Shares of Dentsply Sirona (NASDAQ:XRAY) fell nearly 20% today after the company announced second-quarter and first-half 2018 earnings results. The hits just keep on coming for shareholders, as the dental solutions company was forced to record a goodwill and intangible impairment charge of $1.265 billion in the most recent quarter. Goodwill and intangible assets are recorded on the balance sheet when an acquisition is made; writing off the value of these line items generally means that the acquisition didn't live up to its potential.
Impairment charges don't just hint that a past capital investment missed the mark, but also impact present earnings. As a result, Dentsply Sirona delivered a GAAP (generally accepted accounting principles) net loss of $4.98 per share during the second quarter. While adjusted earnings per share (excluding the impairment charge) actually topped Wall Street expectations by a penny, that was hardly any consolation. Worse, management lowered its full-year 2018 guidance and announced that it's working on developing a comprehensive restructuring program, which is expected to begin turning the business around in early 2019.
As of 2:24 p.m. EDT, the stock had settled to a 18.3% loss. Shares have lost 40% since the beginning of the year.
Unfortunately, this is not a case of Wall Street overreacting with short-term thinking. Even CEO Don Casey acknowledged the underwhelming state of affairs for the business, stating:
We are clearly not satisfied with our performance. Our global management team is in the middle of an extensive review of the business and is putting together a comprehensive restructuring program. This restructuring plan is focused on accelerating growth, improving our margin through aggressive cost containment programs, and simplifying the organization. We will begin to execute against this plan immediately and expect it to deliver sustainable, consistent earnings growth and enhanced forecasting capability beginning in early 2019.
After ripping the bandage off, Dentsply Sirona management made things worse by significantly reducing full-year 2018 earnings guidance. Previously, shareholders were told to expect adjusted EPS of $2.55 to $2.65 per diluted share. Now the business is only expected to achieve adjusted EPS of $2.00 to $2.15 per diluted share for the entire year -- a 20% reduction at the midpoint.

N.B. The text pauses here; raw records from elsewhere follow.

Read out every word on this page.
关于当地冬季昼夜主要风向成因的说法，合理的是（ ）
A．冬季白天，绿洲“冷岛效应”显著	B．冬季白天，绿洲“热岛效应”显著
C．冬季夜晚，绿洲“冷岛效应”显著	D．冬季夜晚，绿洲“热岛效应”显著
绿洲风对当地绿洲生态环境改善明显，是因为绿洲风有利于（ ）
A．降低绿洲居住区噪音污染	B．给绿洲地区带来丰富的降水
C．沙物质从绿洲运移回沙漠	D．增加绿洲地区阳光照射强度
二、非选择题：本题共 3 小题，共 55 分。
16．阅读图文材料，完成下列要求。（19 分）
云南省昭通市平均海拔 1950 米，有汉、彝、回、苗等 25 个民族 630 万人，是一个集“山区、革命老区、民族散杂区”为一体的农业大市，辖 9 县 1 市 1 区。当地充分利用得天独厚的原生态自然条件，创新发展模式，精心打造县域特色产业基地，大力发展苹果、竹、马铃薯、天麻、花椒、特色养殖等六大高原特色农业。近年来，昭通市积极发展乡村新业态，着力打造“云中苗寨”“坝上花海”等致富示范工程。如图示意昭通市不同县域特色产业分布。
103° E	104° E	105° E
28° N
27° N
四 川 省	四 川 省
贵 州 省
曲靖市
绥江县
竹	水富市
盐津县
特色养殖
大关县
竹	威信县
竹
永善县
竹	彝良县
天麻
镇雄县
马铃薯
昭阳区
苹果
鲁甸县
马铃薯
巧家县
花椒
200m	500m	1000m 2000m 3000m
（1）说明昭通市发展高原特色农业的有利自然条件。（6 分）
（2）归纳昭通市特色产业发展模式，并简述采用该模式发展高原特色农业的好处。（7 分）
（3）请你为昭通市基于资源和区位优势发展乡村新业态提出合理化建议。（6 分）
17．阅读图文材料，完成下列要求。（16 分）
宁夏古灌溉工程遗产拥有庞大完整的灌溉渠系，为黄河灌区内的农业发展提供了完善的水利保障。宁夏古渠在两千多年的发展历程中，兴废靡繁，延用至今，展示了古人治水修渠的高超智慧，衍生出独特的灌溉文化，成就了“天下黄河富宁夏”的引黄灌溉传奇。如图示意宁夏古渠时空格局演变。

The business is clearly struggling at the moment. It's also a little worrisome that Dentsply Sirona has now taken two separate billion-dollar-plus write-offs of goodwill since the beginning of 2017. Worse, goodwill and intangible assets still comprise 68% of all assets on the balance sheet. In other words, if the business continues to underperform -- or the restructuring plan calls for it -- then this may not be the last time goodwill impairments of that magnitude are announced.